A record high S&P 500 has done more than just confound prognosticators. It seems it has also made us feel quite confident in our finances.

This assuredness has impacted how we plan for the year. According to a new survey by Allianz Life Insurance Company of North America, only 14% of those surveyed will set a New Year’s resolution related to personal finance. It’s down from 18% last year.

Only one-in-four included financial stability within their top focus areas for the year.

With the high stock market and low unemployment, more people, seemingly, feel flush (or at least secure), reducing the urge to focus on their money.

Those that pursue – or have reached – financial independence don’t fall for this sudden sense of strength in the market, unless they’ve truly reached the level where they can no longer worry about paychecks. While you can’t overgeneralize with those that follow financial independence retire early (FIRE) strategies, they do tend to set and follow through on financial goals. So when it comes to New Year’s resolutions, they’ve often thought through how they will keep to whatever objective they want to reach.

“It’s vital to set tangible, realistic goals and to note or even celebrate reaching those goals along the way,” said Leif Dahleen, a former anesthesiologist who retired at 43. Without such goals, allowing you to enjoy the incremental progress, FIRE can sometimes seem “insurmountable,” he added.

Here’s what some within the FIRE community plan to do with their resolutions this year. As you will see, it varies depending on how close they’ve come to financial independence.

The Budding Entrepreneur

Jamila Souffrant saved over $160,000 in two years as she and her husband revamped their savings strategy so she could quit her job before 40. That all changed in September 2018, when Souffrant decided the best investment strategy would be for her to build her own business.
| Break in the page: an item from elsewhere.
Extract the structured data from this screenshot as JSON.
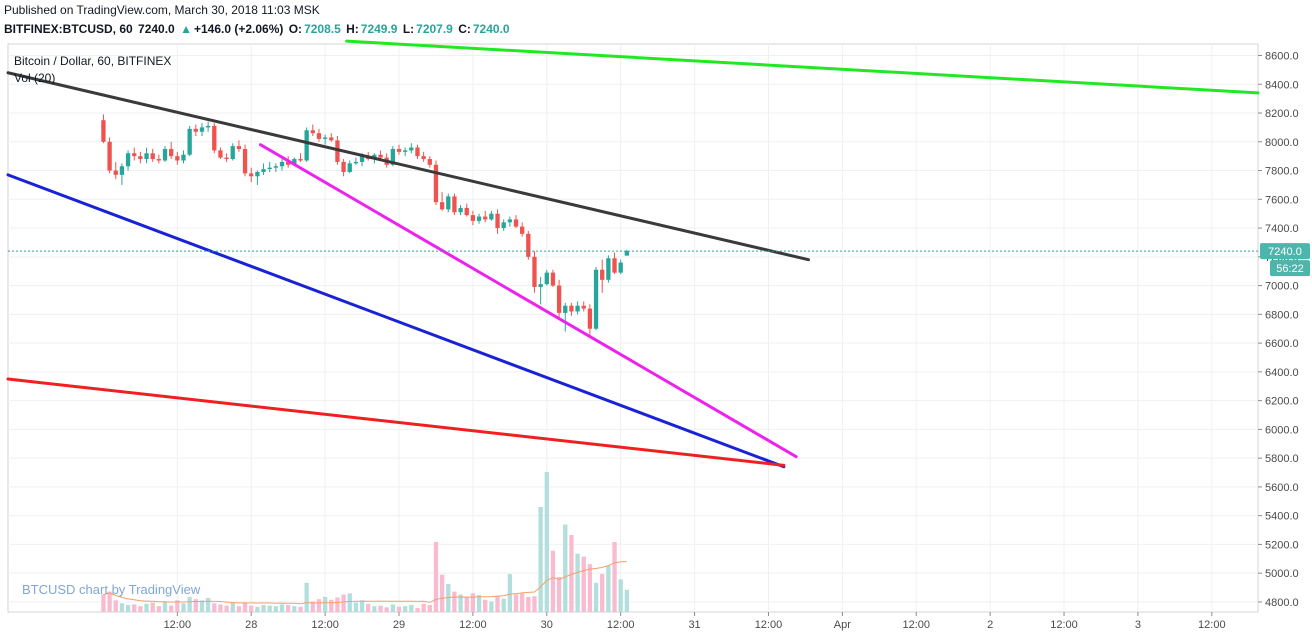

Instead of super-saving, she quit her job and focused on growing her blog and podcast, Journey to Launch, as she tries to turn it into a sustainable business.

When she did, her family investing strategy changed. She had to put financial independence on hold. For the last year, the family hasn’t invested in retirement, as they use her husband’s income for living life in Brooklyn, NY while she grows the company.

The resolution this year? To restart funneling funds into an investment account once again.

“[I] would like to be able to max out our Roth IRA and invest pre-tax dollars into an IRA for myself,” said Souffrant.

Even when she was accumulating funds in the two years she super-saved, Souffrant said she used resolutions as a way to set investment targets.

It’s also how she built about a year’s worth of funds in a short-term, easily accessible savings account. This money allowed her the freedom to step away from the nine-to-five and focus on the business, while ensuring the family could cover any expenses over the initial push to grow the company.

The Near Retiree

When John moved to the U.S. as a young man, he only had about $1,000 to his name. Now, 16 years later, if John lost his job, he believes it would be the last one he would ever have.

The main tactic John, who remains anonymous while he continues to work full-time, used to super-size his savings was to arbitrage his career, willing to go to areas of the U.S. some of his coworkers weren’t. Since much of his family remained in India at the time, he didn’t really have a preference where he lived, which he credits for faster promotions and stronger career trajectory. Now, in San Francisco, he has a high paying job and the freedom to stock away around 50% of his income.

As he blogs about at Financial Freedom Countdown, John uses automation tools in order to achieve his resolutions and “eliminate all friction including my own behavior,” he said.

The automated strategy will pull out the amount he chooses to invest at the beginning of the year, and that will ensure he reaches his resolution.

As for other resolutions this year, he’s also looking to boost his real estate portfolio. To gain more information, he wants to attend a different webinar or meet-up every week, so he can learn more on how to do so. As he learns more, his goal for the real estate portion of his FIRE plan will crystalize further.

The FIREd Resolution

For Dahleen, who tracks his extreme early retirement at Physician on FIRE, his resolutions don’t center around financial goals this year, after officially stepping away from the workforce in late 2019.

“I’ve met or exceeded most money goals and I’m more focused on health and personal growth this year,” he said.

He falls into the bucket of those surveyed that aren’t focused on finances this year, but it’s a luxury he can now afford. It happened because he stashed the majority of his high anesthesiologist paycheck into investments while keeping his lifestyle inflation down. Now his retirement has been focused on traveling with his family.

His personal goals look very simple (even if still strenuous), as he wants to run a full marathon by the end of the year.